Ils étaient contraints à coups de chicotte (fouet à lanières en cuir d'hippopotame)
et écrasés d’impôts. Lorsque la besogne n’avançait pas assez vite, les administrateurs
les punissaient en leur coupant les mains. Certains travailleurs préféraient
s’enfuir au péril de leur vie, quitte à mourir noyés dans le fleuve ou écrasés
au fond d’un ravin. Pour s’assurer que les hommes reviendraient avec une
récolte suffisante, les intendants faisaient enfermer leurs femmes et leurs
enfants dans des réduits minuscules et insalubres, voire dans des trous creusés
dans le sol.
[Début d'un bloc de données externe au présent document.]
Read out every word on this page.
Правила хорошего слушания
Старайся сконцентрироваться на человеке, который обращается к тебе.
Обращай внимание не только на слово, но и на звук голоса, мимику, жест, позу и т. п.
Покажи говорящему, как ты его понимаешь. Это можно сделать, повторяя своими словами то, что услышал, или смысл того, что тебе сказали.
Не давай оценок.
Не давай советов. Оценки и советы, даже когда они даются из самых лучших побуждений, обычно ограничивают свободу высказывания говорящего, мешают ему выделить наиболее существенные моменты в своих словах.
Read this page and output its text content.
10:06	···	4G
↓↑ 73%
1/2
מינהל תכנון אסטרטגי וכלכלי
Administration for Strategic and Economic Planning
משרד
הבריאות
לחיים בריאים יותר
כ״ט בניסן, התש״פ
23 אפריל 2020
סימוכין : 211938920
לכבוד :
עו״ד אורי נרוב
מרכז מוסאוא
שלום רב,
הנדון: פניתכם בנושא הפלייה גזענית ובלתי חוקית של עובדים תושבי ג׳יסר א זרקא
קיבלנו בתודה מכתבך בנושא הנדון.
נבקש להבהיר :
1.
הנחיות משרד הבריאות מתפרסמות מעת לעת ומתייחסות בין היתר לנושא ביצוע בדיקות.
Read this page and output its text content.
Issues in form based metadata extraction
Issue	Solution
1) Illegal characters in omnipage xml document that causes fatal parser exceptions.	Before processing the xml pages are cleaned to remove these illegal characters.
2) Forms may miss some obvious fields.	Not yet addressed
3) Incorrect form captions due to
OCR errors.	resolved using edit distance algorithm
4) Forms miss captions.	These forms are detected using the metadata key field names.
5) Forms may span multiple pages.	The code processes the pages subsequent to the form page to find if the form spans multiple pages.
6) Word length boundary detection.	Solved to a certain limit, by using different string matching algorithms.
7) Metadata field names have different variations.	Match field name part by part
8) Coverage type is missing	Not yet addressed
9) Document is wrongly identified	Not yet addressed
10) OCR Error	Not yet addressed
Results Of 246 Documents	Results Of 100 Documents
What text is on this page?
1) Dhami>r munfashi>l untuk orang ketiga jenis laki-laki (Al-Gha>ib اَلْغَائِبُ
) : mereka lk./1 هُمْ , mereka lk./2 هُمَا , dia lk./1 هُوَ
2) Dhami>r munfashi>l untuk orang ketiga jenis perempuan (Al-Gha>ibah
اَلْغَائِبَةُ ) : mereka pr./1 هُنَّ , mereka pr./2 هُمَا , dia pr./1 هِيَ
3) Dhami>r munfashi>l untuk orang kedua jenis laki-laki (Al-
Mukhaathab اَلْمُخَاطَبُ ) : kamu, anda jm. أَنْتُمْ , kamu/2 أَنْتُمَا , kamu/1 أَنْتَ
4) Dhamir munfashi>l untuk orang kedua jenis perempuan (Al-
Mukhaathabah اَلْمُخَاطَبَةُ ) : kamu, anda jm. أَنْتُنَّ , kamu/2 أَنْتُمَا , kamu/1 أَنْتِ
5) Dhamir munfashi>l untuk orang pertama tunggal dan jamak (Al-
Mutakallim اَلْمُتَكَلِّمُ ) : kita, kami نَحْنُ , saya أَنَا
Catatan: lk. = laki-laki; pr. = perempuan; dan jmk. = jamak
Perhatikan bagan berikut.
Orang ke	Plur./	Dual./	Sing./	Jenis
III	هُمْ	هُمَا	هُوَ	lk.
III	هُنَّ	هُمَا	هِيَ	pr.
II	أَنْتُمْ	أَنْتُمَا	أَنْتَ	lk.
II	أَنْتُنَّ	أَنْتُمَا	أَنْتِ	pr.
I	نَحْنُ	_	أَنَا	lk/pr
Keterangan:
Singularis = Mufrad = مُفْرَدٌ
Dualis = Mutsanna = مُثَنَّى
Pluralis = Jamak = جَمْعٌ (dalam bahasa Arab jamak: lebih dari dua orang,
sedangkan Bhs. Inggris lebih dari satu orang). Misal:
Un carnage. En échange des tonnes de caoutchouc qu’ils exportaient
en Occident, pour la fabrication des pneus de voitures et des vélos (deux
inventions récentes), les Européens envoyaient en Afrique, une quincaillerie
sans valeur, issue des rebuts de leurs manufactures. Ils chargeaient aussi
beaucoup d’alcool sur les cargos à destination des côtes africaines, un
précieux carburant pour motiver les troupes d’occupation et anesthésier toutes
velléités de révoltes de la part des autochtones. Au milieu de toute cette
horreur, les missionnaires chrétiens tentaient de trouver un sens à leurs
actions pastorales et prétendument civilisatrices. Au même moment aux
Etats-Unis, la ségrégation faisait elle aussi des victimes. Ici, la question était
de savoir quelles voies emprunter pour changer les choses. Celle de Booker T.
Washington, co-fondateur et président de l'institut Tuskegee en Alabama ou le
combat de WEB du Bois en faveur des droits civiques. Le premier prônait une
amélioration progressive des conditions matérielles des Afro-Américains à
travers l'enseignement professionnel et technique ; le second,
revendiquait l'abolition de toutes les formes de discrimination raciale.
Cette fresque historique est l’un
des volets du triptyque composé également des volumes intitulés Il est à toi ce
beau pays (Albin Michel, 2018) et Le Diable parle toutes les langues (Albin
Michel, 2021). Ils peuvent être lus dans le désordre et de manière totalement
indépendante.
J’ai été bluffée littéralement
par Jennifer Richard. Elle a effectué des travaux de recherche très minutieux et
construit son intrigue avec une intelligence remarquable. C’est le fil narratif
original qui permet de qualifier ce livre de roman. En effet, tous les faits
rapportés sont réels. Mieux encore, les dialogues entre les protagonistes du
monde parallèle ont été construits à partir de citations qui leur ont été
attribuées. La plus grande fantaisie tient au mélange des périodes et à la
touche fantastique de l’ouvrage. Quel soulagement, après tant d’atrocités
évoquées, que de pouvoir rire d’un Jaurès brandissant un téléphone portable
pour chercher des informations sur Wikipédia ! Comme c’est croustillant de
voir Che Guevara s’entretenir avec Emile Zola ou Rosa Luxemburg (seule représentante
de la gente féminine dans ce club très fermé de célébrités) ! Je
recommande vivement la lecture de cet ouvrage nécessaire et très bien écrit.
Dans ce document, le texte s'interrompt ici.